7. Check for tax deductions

Before you file your taxes this year, double check that you’ve filed for education-related tax credits and deductions. One option is the American Opportunity Tax Credit (AOTC), which allows individuals to claim up to $2,500 in tax credit on expenses related to tuition and fees for up to four years.

In order to qualify, you must:

  • Have $2,000 of eligible spend on tuition, books, equipment and school fees.
  • Be an undergraduate student.

The amount will also vary depending on you or your parents adjusted gross income. For example, if your parents claim you as a dependent and made $80,000 or less ($160,000 or less when filed jointly) then you will get the full credit. Anything more than that and you will only receive partial credit.

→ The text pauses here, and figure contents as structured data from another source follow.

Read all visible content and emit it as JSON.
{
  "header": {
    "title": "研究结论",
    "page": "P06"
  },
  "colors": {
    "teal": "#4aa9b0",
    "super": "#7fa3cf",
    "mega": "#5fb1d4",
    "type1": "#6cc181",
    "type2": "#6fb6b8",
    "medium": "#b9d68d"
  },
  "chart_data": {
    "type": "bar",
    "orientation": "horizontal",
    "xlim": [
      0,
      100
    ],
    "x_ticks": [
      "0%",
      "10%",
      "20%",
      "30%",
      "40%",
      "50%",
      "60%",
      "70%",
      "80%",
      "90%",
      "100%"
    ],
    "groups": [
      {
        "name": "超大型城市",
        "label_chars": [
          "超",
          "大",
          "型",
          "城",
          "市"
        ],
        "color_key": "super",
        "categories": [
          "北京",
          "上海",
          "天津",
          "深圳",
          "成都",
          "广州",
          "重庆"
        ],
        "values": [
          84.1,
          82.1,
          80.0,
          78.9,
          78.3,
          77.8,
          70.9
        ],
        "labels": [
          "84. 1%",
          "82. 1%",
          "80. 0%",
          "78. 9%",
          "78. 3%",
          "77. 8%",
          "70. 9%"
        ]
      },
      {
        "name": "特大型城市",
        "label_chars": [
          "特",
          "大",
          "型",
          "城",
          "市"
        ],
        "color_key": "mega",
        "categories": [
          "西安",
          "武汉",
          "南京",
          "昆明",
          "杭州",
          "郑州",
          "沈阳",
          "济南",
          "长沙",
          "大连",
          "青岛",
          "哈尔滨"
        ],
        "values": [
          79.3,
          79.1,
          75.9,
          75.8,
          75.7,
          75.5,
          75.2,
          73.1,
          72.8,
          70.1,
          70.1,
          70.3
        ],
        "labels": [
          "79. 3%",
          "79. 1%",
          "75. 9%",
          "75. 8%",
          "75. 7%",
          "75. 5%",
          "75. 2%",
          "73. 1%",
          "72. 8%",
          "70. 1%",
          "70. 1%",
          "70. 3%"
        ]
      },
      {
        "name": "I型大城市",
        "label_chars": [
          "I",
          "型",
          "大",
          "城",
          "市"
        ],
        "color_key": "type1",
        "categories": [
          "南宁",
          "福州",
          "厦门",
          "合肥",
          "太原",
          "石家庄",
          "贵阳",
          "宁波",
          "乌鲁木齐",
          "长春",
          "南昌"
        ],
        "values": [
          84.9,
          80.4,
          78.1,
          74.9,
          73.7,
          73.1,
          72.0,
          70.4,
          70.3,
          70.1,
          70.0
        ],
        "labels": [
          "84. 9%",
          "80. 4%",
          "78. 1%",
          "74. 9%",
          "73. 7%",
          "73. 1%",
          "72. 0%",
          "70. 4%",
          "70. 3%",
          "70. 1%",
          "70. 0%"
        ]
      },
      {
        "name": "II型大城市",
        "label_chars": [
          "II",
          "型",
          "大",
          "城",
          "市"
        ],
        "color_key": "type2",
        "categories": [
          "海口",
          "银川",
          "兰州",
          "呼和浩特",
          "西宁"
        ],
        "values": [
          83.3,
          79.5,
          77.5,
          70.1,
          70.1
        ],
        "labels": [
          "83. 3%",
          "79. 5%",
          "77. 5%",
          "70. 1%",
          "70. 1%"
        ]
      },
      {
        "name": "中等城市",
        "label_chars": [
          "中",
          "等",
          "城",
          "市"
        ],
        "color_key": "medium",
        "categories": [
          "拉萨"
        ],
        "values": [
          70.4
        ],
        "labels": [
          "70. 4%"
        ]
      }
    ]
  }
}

Another tax credit to look into is the Lifetime Learning Credit (LLC), which allows you to claim 20 percent of the first $10,000 paid towards tuition and fees for a maximum of $2,000.

Unlike the AOTC, the LLC is available for undergraduates, graduates and non-degree or vocational students. Additionally, there’s no limit on the number of years you can claim it.

You are eligible for the credit if you or your parents made less than $58,000 ($116,000 when filed jointly) in the last year. If your income was between $58,000 and $68,000 ($116,000 and $136,000 combined) then you can get a reduced credit. However, you can not get a credit if your income was above $68,000 ($136,000 when filed jointly).

One caveat, however, is that you cannot claim both the AOTC and the LLC in the same year.

8. Apply for a student loan

If you are a dependent undergraduate and cannot afford full tuition, your parents can apply for a Direct PLUS loan. Applicants can borrow up to the full cost of attendance, less other financial aid, and the interest rate for 2020–21 is 5.3 percent.

However, if your parents are not willing to do that and you’ve maxed out your federal loans and financial aid still doesn’t cover your tuition, you may have to consider a private student loan. However, before borrowing from a private lender, it’s important to understand what you’re getting into. 

Like everything else, there are pros and cons to private loans. One of the biggest perks is that private lenders typically lend larger amounts, which could be good news for you. However, these loans are not eligible for any sort of government loan forgiveness or repayment plan.

Bottom line: If you need to borrow money and have maximized your federal student loans, then private loans can help you get through school. Just be sure to do your research and shop around.